The site is in the New England Upland section of the New England physiographic province in southeastern Vermont. The 23.7-mi² drainage area is in a predominantly rural and forested basin. In the vicinity of the study site, the surface cover is primarily forest with the exception of the downstream left bank which is a wetland.

In the study area, Broad Brook has an incised, meandering channel with a slope of approximately 0.001 ft/ft, an average channel top width of 132 ft and an average bank height of 3 ft. The channel bed material ranges from silt to cobbles with a median grain size (D₅₀) of 80.0 mm (0.262 ft). The geomorphic assessment at the time of the Level I and Level II site visit on August 14, 1996, indicated that the reach was vertically and laterally unstable.

The State Route 142 crossing of Broad Brook is a 98-ft-long, two-lane bridge consisting of two steel-beam spans with a maximum span length of 47 feet (Vermont Agency of Transportation, written communication, March 30, 1995). The bridge is supported by vertical, concrete abutments with spill-through slopes and a concrete pier. The channel is skewed approximately 30 degrees to the opening while there is no opening-skew-to- roadway.

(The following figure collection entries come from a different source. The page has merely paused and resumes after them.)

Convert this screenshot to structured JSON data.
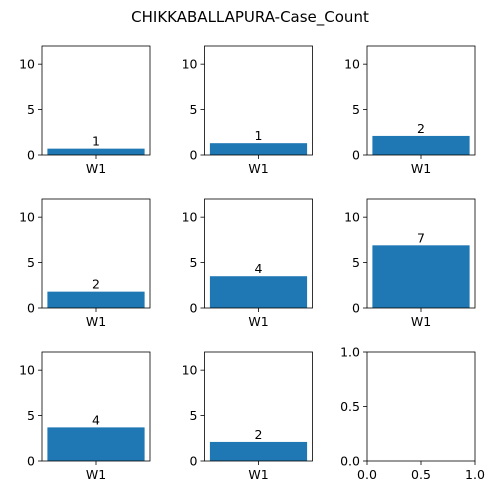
{
  "colors": {
    "bar": "#1f77b4",
    "axis": "#000000",
    "background": "#ffffff"
  },
  "chart_data": {
    "type": "bar",
    "title": "CHIKKABALLAPURA-Case_Count",
    "layout": "3x3 grid of subplots",
    "panels": [
      {
        "type": "bar",
        "categories": [
          "W1"
        ],
        "values": [
          0.7
        ],
        "data_label": "1",
        "ylim": [
          0,
          12
        ],
        "yticks": [
          "0",
          "5",
          "10"
        ]
      },
      {
        "type": "bar",
        "categories": [
          "W1"
        ],
        "values": [
          1.3
        ],
        "data_label": "1",
        "ylim": [
          0,
          12
        ],
        "yticks": [
          "0",
          "5",
          "10"
        ]
      },
      {
        "type": "bar",
        "categories": [
          "W1"
        ],
        "values": [
          2.1
        ],
        "data_label": "2",
        "ylim": [
          0,
          12
        ],
        "yticks": [
          "0",
          "5",
          "10"
        ]
      },
      {
        "type": "bar",
        "categories": [
          "W1"
        ],
        "values": [
          1.8
        ],
        "data_label": "2",
        "ylim": [
          0,
          12
        ],
        "yticks": [
          "0",
          "5",
          "10"
        ]
      },
      {
        "type": "bar",
        "categories": [
          "W1"
        ],
        "values": [
          3.5
        ],
        "data_label": "4",
        "ylim": [
          0,
          12
        ],
        "yticks": [
          "0",
          "5",
          "10"
        ]
      },
      {
        "type": "bar",
        "categories": [
          "W1"
        ],
        "values": [
          6.9
        ],
        "data_label": "7",
        "ylim": [
          0,
          12
        ],
        "yticks": [
          "0",
          "5",
          "10"
        ]
      },
      {
        "type": "bar",
        "categories": [
          "W1"
        ],
        "values": [
          3.7
        ],
        "data_label": "4",
        "ylim": [
          0,
          12
        ],
        "yticks": [
          "0",
          "5",
          "10"
        ]
      },
      {
        "type": "bar",
        "categories": [
          "W1"
        ],
        "values": [
          2.1
        ],
        "data_label": "2",
        "ylim": [
          0,
          12
        ],
        "yticks": [
          "0",
          "5",
          "10"
        ]
      },
      {
        "type": "empty",
        "xlim": [
          0,
          1
        ],
        "ylim": [
          0,
          1
        ],
        "xticks": [
          "0.0",
          "0.5",
          "1.0"
        ],
        "yticks": [
          "0.0",
          "0.5",
          "1.0"
        ]
      }
    ]
  }
}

A scour hole 2 ft deeper than the mean thalweg depth was observed along the left bank side of the pier during the Level I assessment. There was also a scour hole 1 ft deeper than the mean thalweg depth observed along the length of the right abutment. The only scour protection measure at the site was type-2 stone fill (less than 36 inches diameter) along the entire base length of the spill-through slopes. Additional details describing conditions at the site are included in the Level II Summary and Appendices D and E.

Scour depths and recommended rock rip-rap sizes were computed using the general guidelines described in Hydraulic Engineering Circular 18 (Richardson and others, 1995). Total scour at a highway crossing is comprised of three components: 1) long-term streambed degradation; 2) contraction scour (due to accelerated flow caused by a reduction in flow area at a bridge) and; 3) local scour (caused by accelerated flow around piers and abutments). Total scour is the sum of the three components. Equations are available to compute depths for contraction and local scour and a summary of the results of these computations follows.

There was no computed contraction scour for any modelled flows. Scour at the left abutment ranged from 13.2 to 15.9 ft and at the right abutment ranged from 12.0 to 16.3 ft. The worst-case abutment scour occurred at the 500-year discharge. Pier scour ranged from 12.0 to 16.3 ft. The worst-case pier scour occurred at the incipient-overtopping discharge. Additional information on scour depths and depths to armoring are included in the section titled “Scour Results”. Scoured-streambed elevations, based on the calculated scour depths, are presented in tables 1 and 2. A cross-section of the scour computed at the bridge is presented in figure 8. Scour depths were calculated assuming an infinite depth of erosive material and a homogeneous particle-size distribution.

It is generally accepted that the Froehlich equation (abutment scour) gives “excessively conservative estimates of scour depths” (Richardson and others, 1995, p. 47). Usually, computed scour depths are evaluated in combination with other information including (but not limited to) historical performance during flood events, the geomorphic stability assessment, existing scour protection measures, and the results of the hydraulic analyses. Therefore, scour depths adopted by VTAOT may differ from the computed values documented herein.